Are Weighted Blankets Safe?
Every household item can serve you well if used correctly. If you ignore safety rules, it can be dangerous. Understanding the item's purpose should guide you on how to use it properly. It lets you know the possible consequences of every action.
For weighted blankets, you should take the time to immerse yourself in the nuances of its use.
Just because it’s a blanket doesn’t mean anyone can use it at any time. Remember that it’s not your ordinary blanket.
They’re heavier than your regular blankets for a reason. Their extra weight enables the user to experience deep pressure touch stimulation. Occupational therapists have been using them to treat their patients with special needs and sensory processing disorders.
Are weighted blankets safe?
The answer mainly depends on the user’s age and current physical condition.

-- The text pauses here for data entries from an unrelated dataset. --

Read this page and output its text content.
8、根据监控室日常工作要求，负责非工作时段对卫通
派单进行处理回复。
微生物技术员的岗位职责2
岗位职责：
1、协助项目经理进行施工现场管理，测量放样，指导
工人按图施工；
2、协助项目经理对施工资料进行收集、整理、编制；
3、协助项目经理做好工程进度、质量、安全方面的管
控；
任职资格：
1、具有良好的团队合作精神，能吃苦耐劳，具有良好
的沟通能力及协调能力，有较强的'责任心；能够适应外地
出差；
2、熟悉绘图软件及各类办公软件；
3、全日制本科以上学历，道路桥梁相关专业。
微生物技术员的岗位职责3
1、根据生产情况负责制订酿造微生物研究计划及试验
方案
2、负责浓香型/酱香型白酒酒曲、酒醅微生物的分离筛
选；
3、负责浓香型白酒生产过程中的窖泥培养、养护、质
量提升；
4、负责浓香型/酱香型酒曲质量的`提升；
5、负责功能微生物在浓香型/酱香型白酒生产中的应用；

Weighted blankets are generally safe for people in good health. But seeking clearance from your doctor before purchasing or using one is a logical move.
They're heavier than your regular sheets. They should be around 10% of the user’s body weight and should be strong enough to lift the blankets on their own easily. The extra weight can restrict movement. It might be a cause for concern, panic, or alarm for some while others don’t seem to mind at all.
For children, it’s 10% and must have an allowance of a pound or two as they’re still growing. When they’re using a weighted blanket, it should not cover their neck and head.
For adults, the weight is subject to the individual’s preferences. The manufacturer’s chart only serves as a guide for those who have a hard time deciding which one to buy. Some adults prefer weighted blankets to be below or beyond the recommended weight. They should base their buying decision on the weight they’re most comfortable with.
The individual must never be forced to use the blanket just because it offers health benefits. Their decision to use it must be consensual.
The use of weighted blankets is for therapeutic benefits. It should help address their anxiety issues or inability to fall and stay asleep.
Who are advised not to use a weighted blanket?
- Infants or babies below two years old.
Weighted blankets are dangerous for babies under two years. They’re still developing and are not yet strong enough.
The added weight will only make them uncomfortable. Babies should sleep for at least 16 hours a day. Infants should be carefully monitored when sleeping even without the use of weighted blankets for they are also at risk of SIDS (Sudden Infant Death Syndrome).
- Children or adults who have heart or respiratory problems.
The extra weight and thickness might constrict their breathing and suffocate them as a result.
People with heart problems should always be mindful of not exerting too much force. It causes their heart to work doubly hard and might trigger a heart attack or something fatal.
The extra thickness may cause you the person to sweat heavily and trigger negative consequences. That’s why children or adults who have respiratory or heart problems and other pre-existing medical conditions should never use a weighted blanket.
Are the filling materials safe?
Fillers are the materials stuffed in between the weighted blanket’s sheets to make them heavier than the standard blankets.
Most manufacturers or makers use poly pellets or glass beads. These are non-toxic materials.
However, they can pose a choking hazard because of their size. When the blanket has damaged or loose seams, there’s a possibility for the fillers to spill out.
If you plan to order a customized sheet, you can specify the filling materials they’ll stuff your blanket with. Some manufacturers offer to make weighted blankets according to your needs and preferences. Better ask them firsthand how much it will cost you to make sure it’s well within your budget.
Why are young children with special needs allowed to use weighted blankets?
The therapy sessions are under the supervision of a medical professional. They've worked hard to become competent caregivers. A single case of malpractice will result in losing the license that allows them to practice their profession and earn a living.
Their parents and caregivers also receive training or a simple overview of their use to ensure their safety.
The extra pressure due to the blanket’s added weight stimulates deep pressure touch stimulation (DPTS). It’s been scientifically proven to help them relax and feel calm, secure and protected. The production of serotonin enables them to calm down as the brain tells their body to rest.
The use of weighted blankets helps address their present conditions. These children are never forced to use weighted blankets. It’s done in a fun and engaging way to put them at ease.